The rabbit is transformed into a baby, the logical to the grotesque, and we are thrown back into a comprehensional void, which we are otherwise kept out of through our cultural education. It is all about nature and culture - a round trip so to speak - because the cultural significance contained in the white rabbit is torn away through the skinning, only to be forcedonto the dead body through the painstaking dressing up in pretty dolls clothes.

Again we are dealing with an image, which is both spectacular and redeeming at the same time, even in its most grotesque form. We are met by a piece of reality and in this lie both the spectacular and the redeeming. Immediately a white rabbit is present in a very touching way, while skinned and dressed up in doll clothes it is changed into something completely repulsive. The wellknown is transformed into something unknown - or, as stated by Sigmund Freud, das Heimliche is transformed into das Unheimliche. The paradox is, that what in reality is real, and which Johnsen and Nielsen show us without any nonsense, can not be consumated as real, because we have never seen it before. The real is, however backwards it may sound, apparently always a construction and fiction. While for instance the abstract painting, in seeking to withdraw from reality, postulates to contain a spirituality, which is not meant for reality, reality must be content with being categorized as second rate, inert and material and without transcendence.

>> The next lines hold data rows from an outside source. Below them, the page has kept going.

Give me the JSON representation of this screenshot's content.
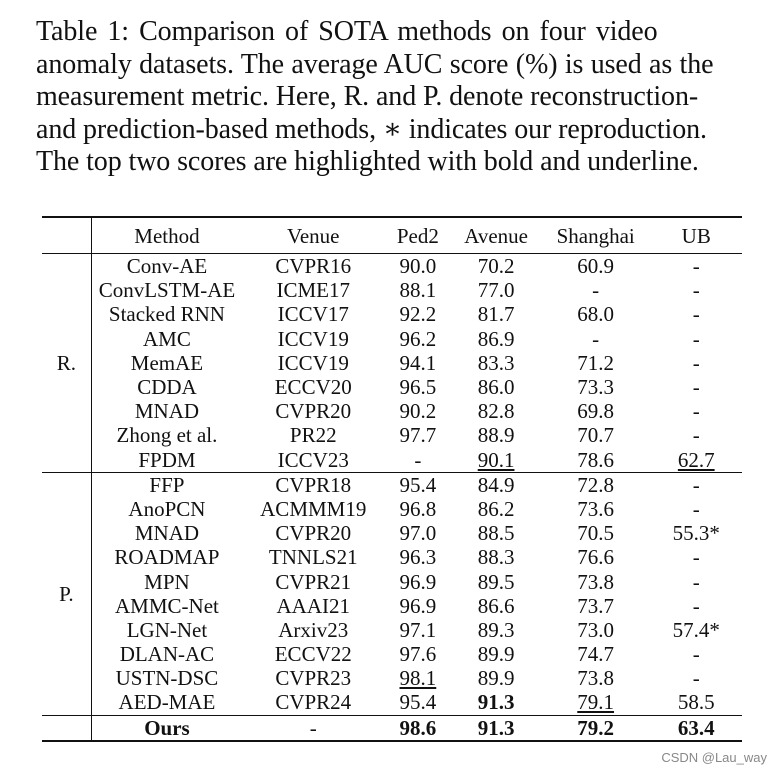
{
  "caption": {
    "lines": [
      "Table 1: Comparison of SOTA methods on four video",
      "anomaly datasets. The average AUC score (%) is used as the",
      "measurement metric. Here, R. and P. denote reconstruction-",
      "and prediction-based methods, ∗ indicates our reproduction.",
      "The top two scores are highlighted with bold and underline."
    ]
  },
  "table": {
    "headers": [
      "Method",
      "Venue",
      "Ped2",
      "Avenue",
      "Shanghai",
      "UB"
    ],
    "groups": [
      {
        "label": "R.",
        "rows": [
          {
            "method": "Conv-AE",
            "venue": "CVPR16",
            "ped2": "90.0",
            "avenue": "70.2",
            "shanghai": "60.9",
            "ub": "-"
          },
          {
            "method": "ConvLSTM-AE",
            "venue": "ICME17",
            "ped2": "88.1",
            "avenue": "77.0",
            "shanghai": "-",
            "ub": "-"
          },
          {
            "method": "Stacked RNN",
            "venue": "ICCV17",
            "ped2": "92.2",
            "avenue": "81.7",
            "shanghai": "68.0",
            "ub": "-"
          },
          {
            "method": "AMC",
            "venue": "ICCV19",
            "ped2": "96.2",
            "avenue": "86.9",
            "shanghai": "-",
            "ub": "-"
          },
          {
            "method": "MemAE",
            "venue": "ICCV19",
            "ped2": "94.1",
            "avenue": "83.3",
            "shanghai": "71.2",
            "ub": "-"
          },
          {
            "method": "CDDA",
            "venue": "ECCV20",
            "ped2": "96.5",
            "avenue": "86.0",
            "shanghai": "73.3",
            "ub": "-"
          },
          {
            "method": "MNAD",
            "venue": "CVPR20",
            "ped2": "90.2",
            "avenue": "82.8",
            "shanghai": "69.8",
            "ub": "-"
          },
          {
            "method": "Zhong et al.",
            "venue": "PR22",
            "ped2": "97.7",
            "avenue": "88.9",
            "shanghai": "70.7",
            "ub": "-"
          },
          {
            "method": "FPDM",
            "venue": "ICCV23",
            "ped2": "-",
            "avenue": "90.1",
            "shanghai": "78.6",
            "ub": "62.7"
          }
        ]
      },
      {
        "label": "P.",
        "rows": [
          {
            "method": "FFP",
            "venue": "CVPR18",
            "ped2": "95.4",
            "avenue": "84.9",
            "shanghai": "72.8",
            "ub": "-"
          },
          {
            "method": "AnoPCN",
            "venue": "ACMMM19",
            "ped2": "96.8",
            "avenue": "86.2",
            "shanghai": "73.6",
            "ub": "-"
          },
          {
            "method": "MNAD",
            "venue": "CVPR20",
            "ped2": "97.0",
            "avenue": "88.5",
            "shanghai": "70.5",
            "ub": "55.3*"
          },
          {
            "method": "ROADMAP",
            "venue": "TNNLS21",
            "ped2": "96.3",
            "avenue": "88.3",
            "shanghai": "76.6",
            "ub": "-"
          },
          {
            "method": "MPN",
            "venue": "CVPR21",
            "ped2": "96.9",
            "avenue": "89.5",
            "shanghai": "73.8",
            "ub": "-"
          },
          {
            "method": "AMMC-Net",
            "venue": "AAAI21",
            "ped2": "96.9",
            "avenue": "86.6",
            "shanghai": "73.7",
            "ub": "-"
          },
          {
            "method": "LGN-Net",
            "venue": "Arxiv23",
            "ped2": "97.1",
            "avenue": "89.3",
            "shanghai": "73.0",
            "ub": "57.4*"
          },
          {
            "method": "DLAN-AC",
            "venue": "ECCV22",
            "ped2": "97.6",
            "avenue": "89.9",
            "shanghai": "74.7",
            "ub": "-"
          },
          {
            "method": "USTN-DSC",
            "venue": "CVPR23",
            "ped2": "98.1",
            "avenue": "89.9",
            "shanghai": "73.8",
            "ub": "-"
          },
          {
            "method": "AED-MAE",
            "venue": "CVPR24",
            "ped2": "95.4",
            "avenue": "91.3",
            "shanghai": "79.1",
            "ub": "58.5"
          }
        ]
      }
    ],
    "ours": {
      "method": "Ours",
      "venue": "-",
      "ped2": "98.6",
      "avenue": "91.3",
      "shanghai": "79.2",
      "ub": "63.4"
    }
  },
  "watermark": "CSDN @Lau_way"
}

It is this classification which Johnsen and Nielsen, according to me, are trying to make up with. They display the most banal, gives it a grotesque twist and insist that we can find greatness in the small, the spiritual in the material. In the installation Car Wash from 1999, where a number of smaller and completely un-cool cars constitutes the main motive, we are taken into the car wash through the video, while a well of photos and slides, some even computer manipulated, present the nine cars as heroic images of a status and a potency which they basically do not posses. During the actual car wash we are taken to the drivers seat, from where we watch the big orange brushes, which, as they slash against the windscreen, remind us more of a painting by the American artist Mark Rothko, who claimed that he could visualize the sublime, than the languid daily action which the car wash is also. However, the setting allows us to read allegorical elements into the video, which at once becomes an image of the artistic process, where a cleansing of the idioms carries it forward towards the sublime. In this way we have got the opportunity of both recognizing the car wash at the service station and at the same time read an interpretation into it which derives from our cultural education.

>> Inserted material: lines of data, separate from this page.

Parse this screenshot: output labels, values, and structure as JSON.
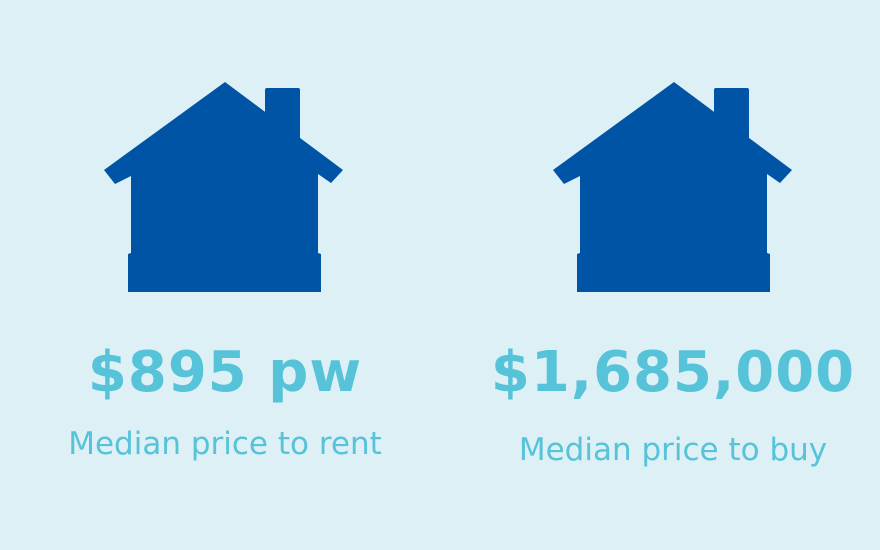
{
  "colors": {
    "background": "#dcf0f6",
    "house": "#0054a6",
    "text": "#56c3d9"
  },
  "rent": {
    "icon": "house-icon",
    "value": "$895 pw",
    "label": "Median price to rent"
  },
  "buy": {
    "icon": "house-icon",
    "value": "$1,685,000",
    "label": "Median price to buy"
  }
}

The co-existence of the banal and the sublime in one and same motive has become the artistic feature of Johnsen and Nielsen. They dare to acknowledge that they are deeply rooted in a material and at times trivial reality. Rather than trying to escape it, they use it abundantly in their works, which bring out both smile and horror through their insistence that the spectacular and the redeeming, the fictive and the real, are two sides of the same matter. Their work is both sympathetic and shocking, and because they insist that reality is their material, their work is a valid bid on a modern artistic position, where the transformation of the artistic material is not meant to liberate itself from the reality of the spectator, but on the contrary lures the spectator towards itself under the cover of being presented as something familiar.